The Ku-band transponders (11.2 GHz and 14.0 GHz) have a contour map that primarily covers Europe and Central Asia. The C-band contour map (3740 MHz and 5965 MHz) also covers Europe and Central Asia, as well as nearly all of Africa.

==Orbit==
The satellite based on Orbital's flight-proven STAR-2 platform and generates approximately five kilowatts of payload power for 36 active transponders. Upon completion of in-orbit testing, operational control of the satellite was handed over to Azerbaijan's Ministry of Communications and IT, and since October, 2017 Azercosmos OJSCo controls Azerspace-1 independently.

==Operation==
The satellite's operations are controlled by a state-run company, Azercosmos, owned by the Government of Azerbaijan Azerspace-1/Africasat-1A is a joint venture between Azerbaijan and satellite fleet operator MEASAT Satellite Systems of Malaysia, which owns the rights to the orbital slot at 46 degrees east longitude, and which will be using about 40 per cent of the satellite's total capacity. Azerbaijan uses 20 per cent, with the remaining capacity to be available for other customers.

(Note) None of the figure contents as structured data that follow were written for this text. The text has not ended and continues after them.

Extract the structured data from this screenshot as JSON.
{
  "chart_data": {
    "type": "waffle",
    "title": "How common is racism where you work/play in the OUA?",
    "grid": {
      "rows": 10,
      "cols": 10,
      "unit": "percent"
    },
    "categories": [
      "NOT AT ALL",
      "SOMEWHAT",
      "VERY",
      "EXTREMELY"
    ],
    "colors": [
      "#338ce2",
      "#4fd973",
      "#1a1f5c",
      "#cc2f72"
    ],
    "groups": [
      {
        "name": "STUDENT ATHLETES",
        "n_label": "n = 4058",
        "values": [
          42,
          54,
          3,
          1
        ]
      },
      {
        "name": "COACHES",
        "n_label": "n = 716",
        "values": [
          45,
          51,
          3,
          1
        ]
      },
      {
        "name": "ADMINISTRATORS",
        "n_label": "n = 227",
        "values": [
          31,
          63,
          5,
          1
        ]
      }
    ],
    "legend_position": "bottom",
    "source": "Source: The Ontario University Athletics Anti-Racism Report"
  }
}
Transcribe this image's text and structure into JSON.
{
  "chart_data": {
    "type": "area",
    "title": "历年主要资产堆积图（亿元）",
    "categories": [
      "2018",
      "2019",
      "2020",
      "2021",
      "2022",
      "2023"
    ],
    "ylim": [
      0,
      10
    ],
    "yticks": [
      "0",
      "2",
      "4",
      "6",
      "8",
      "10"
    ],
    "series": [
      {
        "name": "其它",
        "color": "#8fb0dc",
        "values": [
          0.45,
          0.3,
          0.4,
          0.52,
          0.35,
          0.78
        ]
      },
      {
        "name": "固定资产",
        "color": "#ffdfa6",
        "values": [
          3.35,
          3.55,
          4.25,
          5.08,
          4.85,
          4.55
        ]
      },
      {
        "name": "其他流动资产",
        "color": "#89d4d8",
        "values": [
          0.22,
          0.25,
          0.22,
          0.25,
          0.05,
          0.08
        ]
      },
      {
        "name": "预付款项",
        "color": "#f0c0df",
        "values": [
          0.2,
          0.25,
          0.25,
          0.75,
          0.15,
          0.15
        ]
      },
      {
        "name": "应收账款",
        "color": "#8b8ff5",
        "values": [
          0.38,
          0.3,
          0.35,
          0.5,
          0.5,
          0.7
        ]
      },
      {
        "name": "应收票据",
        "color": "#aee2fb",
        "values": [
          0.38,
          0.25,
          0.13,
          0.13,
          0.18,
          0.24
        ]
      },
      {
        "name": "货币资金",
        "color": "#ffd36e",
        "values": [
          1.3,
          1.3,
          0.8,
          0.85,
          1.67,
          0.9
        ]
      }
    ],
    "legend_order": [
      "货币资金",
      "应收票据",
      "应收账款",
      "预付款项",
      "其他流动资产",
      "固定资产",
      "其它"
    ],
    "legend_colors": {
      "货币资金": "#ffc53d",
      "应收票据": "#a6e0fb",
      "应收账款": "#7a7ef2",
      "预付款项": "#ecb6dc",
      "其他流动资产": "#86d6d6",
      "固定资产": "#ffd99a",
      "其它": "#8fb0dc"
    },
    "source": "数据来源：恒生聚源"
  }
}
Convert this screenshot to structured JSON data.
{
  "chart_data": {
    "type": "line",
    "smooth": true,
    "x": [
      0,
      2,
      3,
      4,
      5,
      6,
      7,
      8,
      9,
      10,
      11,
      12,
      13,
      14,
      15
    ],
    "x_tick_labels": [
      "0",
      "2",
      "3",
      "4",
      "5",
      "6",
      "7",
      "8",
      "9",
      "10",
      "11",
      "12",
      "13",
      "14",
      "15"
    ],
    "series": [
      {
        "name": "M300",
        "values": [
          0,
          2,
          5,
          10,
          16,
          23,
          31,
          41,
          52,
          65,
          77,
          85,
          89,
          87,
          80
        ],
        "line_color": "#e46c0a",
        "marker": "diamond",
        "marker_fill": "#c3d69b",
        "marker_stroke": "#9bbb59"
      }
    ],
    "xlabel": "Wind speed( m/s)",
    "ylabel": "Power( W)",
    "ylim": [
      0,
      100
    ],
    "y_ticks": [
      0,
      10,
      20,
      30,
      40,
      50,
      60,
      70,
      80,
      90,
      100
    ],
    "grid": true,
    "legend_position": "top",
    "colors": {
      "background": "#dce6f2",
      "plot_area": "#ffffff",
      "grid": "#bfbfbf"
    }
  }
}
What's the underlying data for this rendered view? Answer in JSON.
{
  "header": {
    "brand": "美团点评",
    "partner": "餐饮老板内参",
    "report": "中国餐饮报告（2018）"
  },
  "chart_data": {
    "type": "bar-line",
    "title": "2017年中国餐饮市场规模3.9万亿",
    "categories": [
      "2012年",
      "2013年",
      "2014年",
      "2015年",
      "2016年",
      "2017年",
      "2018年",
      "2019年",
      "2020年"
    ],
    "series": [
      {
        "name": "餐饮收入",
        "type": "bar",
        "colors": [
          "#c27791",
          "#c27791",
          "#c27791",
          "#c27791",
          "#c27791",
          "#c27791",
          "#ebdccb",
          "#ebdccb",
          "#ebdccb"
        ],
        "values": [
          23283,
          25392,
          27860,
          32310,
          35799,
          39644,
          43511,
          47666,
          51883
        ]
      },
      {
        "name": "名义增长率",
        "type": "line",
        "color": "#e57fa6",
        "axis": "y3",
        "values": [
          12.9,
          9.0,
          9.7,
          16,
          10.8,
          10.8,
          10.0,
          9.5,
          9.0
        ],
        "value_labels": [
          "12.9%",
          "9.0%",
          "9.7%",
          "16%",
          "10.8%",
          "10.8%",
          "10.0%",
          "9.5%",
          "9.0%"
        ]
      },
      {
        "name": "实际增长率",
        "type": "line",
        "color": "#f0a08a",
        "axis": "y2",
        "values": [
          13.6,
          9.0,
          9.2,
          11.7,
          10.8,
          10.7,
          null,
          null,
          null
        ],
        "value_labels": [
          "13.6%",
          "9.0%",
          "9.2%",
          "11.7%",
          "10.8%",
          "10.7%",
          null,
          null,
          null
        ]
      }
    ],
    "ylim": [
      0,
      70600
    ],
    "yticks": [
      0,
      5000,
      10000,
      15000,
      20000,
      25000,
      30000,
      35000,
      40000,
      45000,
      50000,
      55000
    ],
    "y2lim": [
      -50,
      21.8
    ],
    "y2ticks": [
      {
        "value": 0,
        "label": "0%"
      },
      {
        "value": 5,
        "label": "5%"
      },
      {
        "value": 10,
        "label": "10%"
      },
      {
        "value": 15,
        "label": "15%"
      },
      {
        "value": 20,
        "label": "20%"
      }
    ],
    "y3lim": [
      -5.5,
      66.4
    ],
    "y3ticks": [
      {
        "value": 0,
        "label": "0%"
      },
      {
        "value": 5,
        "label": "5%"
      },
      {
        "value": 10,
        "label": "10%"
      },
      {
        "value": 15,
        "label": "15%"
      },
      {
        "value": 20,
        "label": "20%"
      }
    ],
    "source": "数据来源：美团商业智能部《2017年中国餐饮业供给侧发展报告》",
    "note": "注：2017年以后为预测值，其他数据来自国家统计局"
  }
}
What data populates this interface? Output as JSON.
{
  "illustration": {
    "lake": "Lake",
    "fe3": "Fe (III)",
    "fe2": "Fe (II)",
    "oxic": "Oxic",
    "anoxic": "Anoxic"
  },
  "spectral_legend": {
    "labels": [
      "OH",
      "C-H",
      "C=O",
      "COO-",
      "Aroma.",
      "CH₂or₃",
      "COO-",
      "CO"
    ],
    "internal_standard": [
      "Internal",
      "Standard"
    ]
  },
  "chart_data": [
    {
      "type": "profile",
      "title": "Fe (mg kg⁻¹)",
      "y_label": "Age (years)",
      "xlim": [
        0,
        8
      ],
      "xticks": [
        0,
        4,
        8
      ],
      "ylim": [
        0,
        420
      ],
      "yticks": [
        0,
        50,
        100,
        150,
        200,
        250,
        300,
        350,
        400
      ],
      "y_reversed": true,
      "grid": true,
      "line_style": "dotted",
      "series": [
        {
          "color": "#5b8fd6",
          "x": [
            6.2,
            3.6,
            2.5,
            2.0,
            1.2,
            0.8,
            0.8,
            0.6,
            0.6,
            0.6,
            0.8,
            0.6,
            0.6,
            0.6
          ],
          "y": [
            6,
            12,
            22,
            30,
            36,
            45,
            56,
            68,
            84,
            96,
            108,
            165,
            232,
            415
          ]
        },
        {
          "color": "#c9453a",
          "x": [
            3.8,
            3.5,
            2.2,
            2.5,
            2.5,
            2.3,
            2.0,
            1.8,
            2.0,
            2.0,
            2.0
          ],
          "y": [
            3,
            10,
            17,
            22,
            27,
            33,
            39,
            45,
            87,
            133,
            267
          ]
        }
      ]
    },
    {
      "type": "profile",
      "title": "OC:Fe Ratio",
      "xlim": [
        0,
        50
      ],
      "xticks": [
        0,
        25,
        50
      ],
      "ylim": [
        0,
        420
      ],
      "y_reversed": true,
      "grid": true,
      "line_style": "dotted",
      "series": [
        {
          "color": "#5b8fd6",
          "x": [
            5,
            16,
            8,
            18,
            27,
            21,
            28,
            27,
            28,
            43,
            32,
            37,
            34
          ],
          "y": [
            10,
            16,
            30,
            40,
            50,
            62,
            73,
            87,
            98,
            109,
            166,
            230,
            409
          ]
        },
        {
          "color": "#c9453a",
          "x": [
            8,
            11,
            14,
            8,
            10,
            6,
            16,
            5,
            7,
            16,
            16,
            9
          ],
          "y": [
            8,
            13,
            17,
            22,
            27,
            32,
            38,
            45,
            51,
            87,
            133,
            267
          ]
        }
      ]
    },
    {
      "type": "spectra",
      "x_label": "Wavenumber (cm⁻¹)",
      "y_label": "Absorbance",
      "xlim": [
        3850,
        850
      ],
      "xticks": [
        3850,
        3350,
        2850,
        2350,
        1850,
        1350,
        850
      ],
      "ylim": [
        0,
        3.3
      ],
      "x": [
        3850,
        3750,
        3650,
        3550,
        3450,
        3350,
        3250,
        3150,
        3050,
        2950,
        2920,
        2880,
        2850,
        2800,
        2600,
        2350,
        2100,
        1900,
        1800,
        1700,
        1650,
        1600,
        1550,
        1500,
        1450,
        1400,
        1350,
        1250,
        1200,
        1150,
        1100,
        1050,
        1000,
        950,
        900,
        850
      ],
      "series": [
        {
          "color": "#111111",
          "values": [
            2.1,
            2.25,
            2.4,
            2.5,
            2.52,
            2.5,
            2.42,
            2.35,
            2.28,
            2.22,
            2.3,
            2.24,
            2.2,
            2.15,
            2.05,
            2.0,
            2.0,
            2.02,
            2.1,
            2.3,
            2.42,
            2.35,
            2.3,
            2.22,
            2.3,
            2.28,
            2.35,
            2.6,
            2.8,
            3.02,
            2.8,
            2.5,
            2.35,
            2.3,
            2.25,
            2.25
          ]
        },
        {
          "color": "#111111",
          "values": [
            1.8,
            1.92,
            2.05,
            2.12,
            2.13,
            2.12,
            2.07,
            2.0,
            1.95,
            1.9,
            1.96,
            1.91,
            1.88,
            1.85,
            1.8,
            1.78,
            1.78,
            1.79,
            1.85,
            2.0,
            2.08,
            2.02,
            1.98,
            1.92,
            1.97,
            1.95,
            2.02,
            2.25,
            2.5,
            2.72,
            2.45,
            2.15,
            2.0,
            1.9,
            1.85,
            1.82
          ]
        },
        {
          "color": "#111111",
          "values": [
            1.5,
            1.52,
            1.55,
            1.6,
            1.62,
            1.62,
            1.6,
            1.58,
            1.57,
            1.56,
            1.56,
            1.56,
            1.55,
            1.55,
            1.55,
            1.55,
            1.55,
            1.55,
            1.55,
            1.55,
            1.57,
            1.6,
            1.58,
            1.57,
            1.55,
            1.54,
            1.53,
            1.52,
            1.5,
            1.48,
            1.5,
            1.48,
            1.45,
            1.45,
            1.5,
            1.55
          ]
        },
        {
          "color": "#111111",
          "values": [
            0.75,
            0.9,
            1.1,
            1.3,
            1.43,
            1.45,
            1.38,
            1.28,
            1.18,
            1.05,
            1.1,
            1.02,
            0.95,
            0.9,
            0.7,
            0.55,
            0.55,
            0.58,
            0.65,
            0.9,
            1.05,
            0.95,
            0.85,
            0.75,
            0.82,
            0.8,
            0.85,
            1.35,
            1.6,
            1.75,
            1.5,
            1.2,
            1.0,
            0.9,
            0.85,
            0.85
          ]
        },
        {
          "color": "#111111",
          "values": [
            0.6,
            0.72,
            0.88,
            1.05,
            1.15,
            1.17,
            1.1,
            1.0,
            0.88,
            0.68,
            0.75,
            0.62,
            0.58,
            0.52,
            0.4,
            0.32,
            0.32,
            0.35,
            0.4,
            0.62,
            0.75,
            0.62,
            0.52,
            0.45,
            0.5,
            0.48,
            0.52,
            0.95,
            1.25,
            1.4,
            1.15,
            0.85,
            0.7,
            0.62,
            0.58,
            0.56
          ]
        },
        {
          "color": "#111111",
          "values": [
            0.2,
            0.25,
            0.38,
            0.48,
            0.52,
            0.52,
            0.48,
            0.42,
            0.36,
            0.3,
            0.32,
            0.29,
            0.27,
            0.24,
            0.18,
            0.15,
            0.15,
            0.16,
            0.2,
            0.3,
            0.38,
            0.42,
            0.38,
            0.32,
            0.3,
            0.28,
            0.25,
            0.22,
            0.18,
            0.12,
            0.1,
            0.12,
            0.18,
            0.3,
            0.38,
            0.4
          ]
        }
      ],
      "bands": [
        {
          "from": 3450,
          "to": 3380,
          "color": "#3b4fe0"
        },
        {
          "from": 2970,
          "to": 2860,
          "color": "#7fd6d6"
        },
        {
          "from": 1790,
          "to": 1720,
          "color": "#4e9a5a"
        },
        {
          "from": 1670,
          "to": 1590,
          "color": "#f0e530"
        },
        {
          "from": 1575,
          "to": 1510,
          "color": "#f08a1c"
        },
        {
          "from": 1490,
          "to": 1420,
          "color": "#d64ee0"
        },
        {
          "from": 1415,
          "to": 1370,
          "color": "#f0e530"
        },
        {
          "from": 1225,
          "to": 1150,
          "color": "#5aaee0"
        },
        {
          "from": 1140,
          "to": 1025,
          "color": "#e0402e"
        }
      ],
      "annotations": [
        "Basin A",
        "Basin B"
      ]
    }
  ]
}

As of 2014, satellite carries 13 radio stations and 128 television channels, mostly free to air, in addition to its services to the government. As of 2018, the satellite carries around 100 TV and radio channels, mostly free to air, in addition to its services to the government.

==Follow-on activities==
The launch of its own satellite inaugurated Azerbaijan's space industry. In April 2011, deputy director of the Azerbaijan National Aerospace Agency Tofig Suleymanov hinted that Azerbaijan had plans to launch a second satellite to study the Earth's interior and atmosphere in 2014. On 26 November 2011, the head of Azercosmos, Rashad Nabiyev, reported that the launch of the second satellite was expected to occur in 2015.

Azercosmos was launched second telecommunication satellite, Azerspace-2, in 25 September 2018 by 22:38 by UTC, to provide broadband and broadcast services to customers in Europe, the Middle East, Sub-Saharan Africa, and Central and South Asia. The new satellite is equipped with 35 transponders in Ku-band, and will be located at 45° East longitude. The lifespan of Azerspace-2 is expected to be 15 years.